During my show performances I strived  to never ask for the same behaviors in the same sequence. She had to pay close attention to both my verbal cues and subtle physical cues.

However, when working with my partner, she could do the whole show with or without him since he asked for the same sequence of behaviors each and every time.

This proved to be a hurdle after my vacation time. When I returned, she was on autopilot and habituated to performing a chain of behaviors instead of paying attention to my subtle cues and responding correctly to them.

The underlying problem was that if she got bored and had too much time to let her mind wander–she had the propensity to get into trouble.

When I first began working with her, she was highly reactive and known for bolting out of show performances if she got spooked.

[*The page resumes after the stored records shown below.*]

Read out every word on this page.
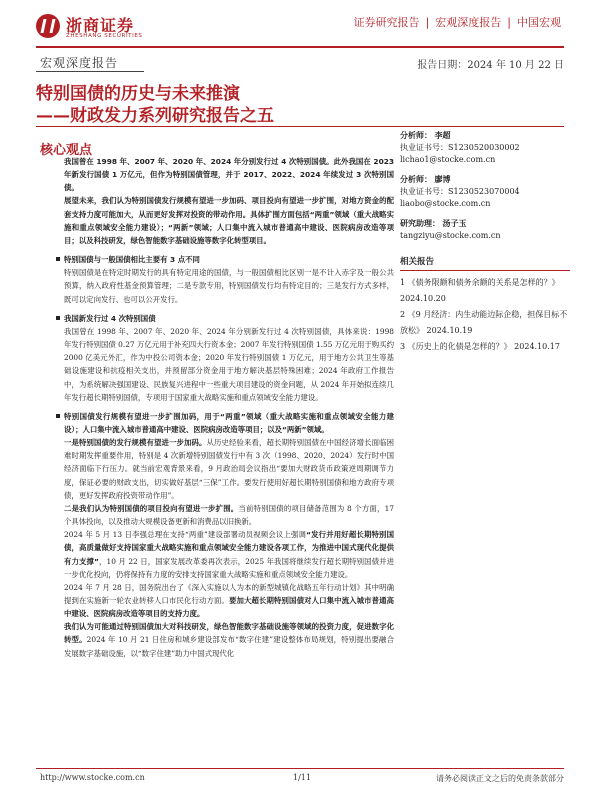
浙商证券
ZHESHANG SECURITIES
证券研究报告 | 宏观深度报告 | 中国宏观
宏观深度报告	报告日期：2024 年 10 月 22 日
特别国债的历史与未来推演
——财政发力系列研究报告之五
核心观点

我国曾在 1998 年、2007 年、2020 年、2024 年分别发行过 4 次特别国债。此外我国在 2023 年新发行国债 1 万亿元，但作为特别国债管理，并于 2017、2022、2024 年续发过 3 次特别国债。

展望未来，我们认为特别国债发行规模有望进一步加码、项目投向有望进一步扩围，对地方资金的配套支持力度可能加大，从而更好发挥对投资的带动作用。具体扩围方面包括“两重”领域（重大战略实施和重点领域安全能力建设）；“两新”领域；人口集中流入城市普通高中建设、医院病房改造等项目；以及科技研发，绿色智能数字基础设施等数字化转型项目。

特别国债与一般国债相比主要有 3 点不同

特别国债是在特定时期发行的具有特定用途的国债，与一般国债相比区别一是不计入赤字及一般公共预算，纳入政府性基金预算管理；二是专款专用，特别国债发行均有特定目的；三是发行方式多样，既可以定向发行、也可以公开发行。

我国新发行过 4 次特别国债

我国曾在 1998 年、2007 年、2020 年、2024 年分别新发行过 4 次特别国债，具体来说：1998 年发行特别国债 0.27 万亿元用于补充四大行资本金；2007 年发行特别国债 1.55 万亿元用于购买约 2000 亿美元外汇，作为中投公司资本金；2020 年发行特别国债 1 万亿元，用于地方公共卫生等基础设施建设和抗疫相关支出，并预留部分资金用于地方解决基层特殊困难；2024 年政府工作报告中，为系统解决强国建设、民族复兴进程中一些重大项目建设的资金问题，从 2024 年开始拟连续几年发行超长期特别国债，专项用于国家重大战略实施和重点领域安全能力建设。

特别国债发行规模有望进一步扩围加码，用于“两重”领域（重大战略实施和重点领域安全能力建设）；人口集中流入城市普通高中建设、医院病房改造等项目；以及“两新”领域。

一是特别国债的发行规模有望进一步加码。从历史经验来看，超长期特别国债在中国经济增长面临困难时期发挥重要作用，特别是 4 次新增特别国债发行中有 3 次（1998、2020、2024）发行时中国经济面临下行压力。就当前宏观背景来看，9 月政治局会议指出“要加大财政货币政策逆周期调节力度，保证必要的财政支出，切实做好基层“三保”工作。要发行使用好超长期特别国债和地方政府专项债，更好发挥政府投资带动作用”。

二是我们认为特别国债的项目投向有望进一步扩围。当前特别国债的项目储备范围为 8 个方面，17 个具体投向，以及推动大规模设备更新和消费品以旧换新。

2024 年 5 月 13 日李强总理在支持“两重”建设部署动员视频会议上强调“发行并用好超长期特别国债，高质量做好支持国家重大战略实施和重点领域安全能力建设各项工作，为推进中国式现代化提供有力支撑”，10 月 22 日，国家发展改革委再次表示，2025 年我国将继续发行超长期特别国债并进一步优化投向，仍将保持有力度的安排支持国家重大战略实施和重点领域安全能力建设。

2024 年 7 月 28 日，国务院出台了《深入实施以人为本的新型城镇化战略五年行动计划》其中明确提到在实施新一轮农业转移人口市民化行动方面。要加大超长期特别国债对人口集中流入城市普通高中建设、医院病房改造等项目的支持力度。

我们认为可能通过特别国债加大对科技研发，绿色智能数字基础设施等领域的投资力度，促进数字化转型。2024 年 10 月 21 日住房和城乡建设部发布“数字住建”建设整体布局规划，特别提出要融合发展数字基础设施，以“数字住建”助力中国式现代化

分析师： 李超
执业证书号：S1230520030002
lichao1@stocke.com.cn
分析师： 廖博
执业证书号：S1230523070004
liaobo@stocke.com.cn
研究助理： 汤子玉
tangziyu@stocke.com.cn
相关报告
1 《债务限额和债务余额的关系是怎样的？》 2024.10.20
2 《9 月经济：内生动能边际企稳，担保目标不放松》 2024.10.19
3 《历史上的化债是怎样的？》 2024.10.17
http://www.stocke.com.cn	1/11	请务必阅读正文之后的免责条款部分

By keeping her focused and challenged, she was no longer as reactionary and so became more stable.

This is what you want from an animal–stability.

Also, because I worked hard to build a rapport outside of the food reward system she had been used to, she trusted me.

This is important, and while some would argue that animals don’t differentiate, I think that is a bunch of hooey.

Animals discern differences.

They can develop preferences for one trainer over another just as they develop food preferences or preferences within their animal social circles.

Anyway, in stress situations, animals often fail to accept traditional reinforcers and so the relationship can give the trainer an edge in being able to keep the animal (or others) safe.

Of course there are also situations when this might work against you since there are exceptions to every rule.

But ultimately, I believe variety is the best practice over routine.

Yes, it takes more work but in the long run everyone benefits.

Are there exceptions? Sometimes.

For instance, I’ve found that hyper-sensitive + hyper-reactive animals do best with smaller incremental changes when learning new behaviors during training.

Knowing what to expect gives them a sense of security.

A couple of animals come to mind right way as exceptions. One was an elephant that needed more routine in her day-to-day activities. The other was a dog housed at a training kennel–who nipped and bit.

The elephant was known to bolt when spooked–and since she often had riders aboard her back, this was not a good thing! She was retired into a zoo situation where she could chose to participate or decline performing.

As for the dog, she was perfect if on leash and if she knew what was expected.

However, if she was off leash and insecure about her environment, or what was expected, she was highly reactionary and likely to bite.

In the canine situation, the routine and cue (leash) helped keep her stable. She knew what was expected on the leash and the situational instability disappeared when she was connected. I suspect poor genetics was behind some of the issue.

Okay, so now you know that I feel that variety is better in training.

What have you found? Does this make sense or what has your experience revealed to you on this topic?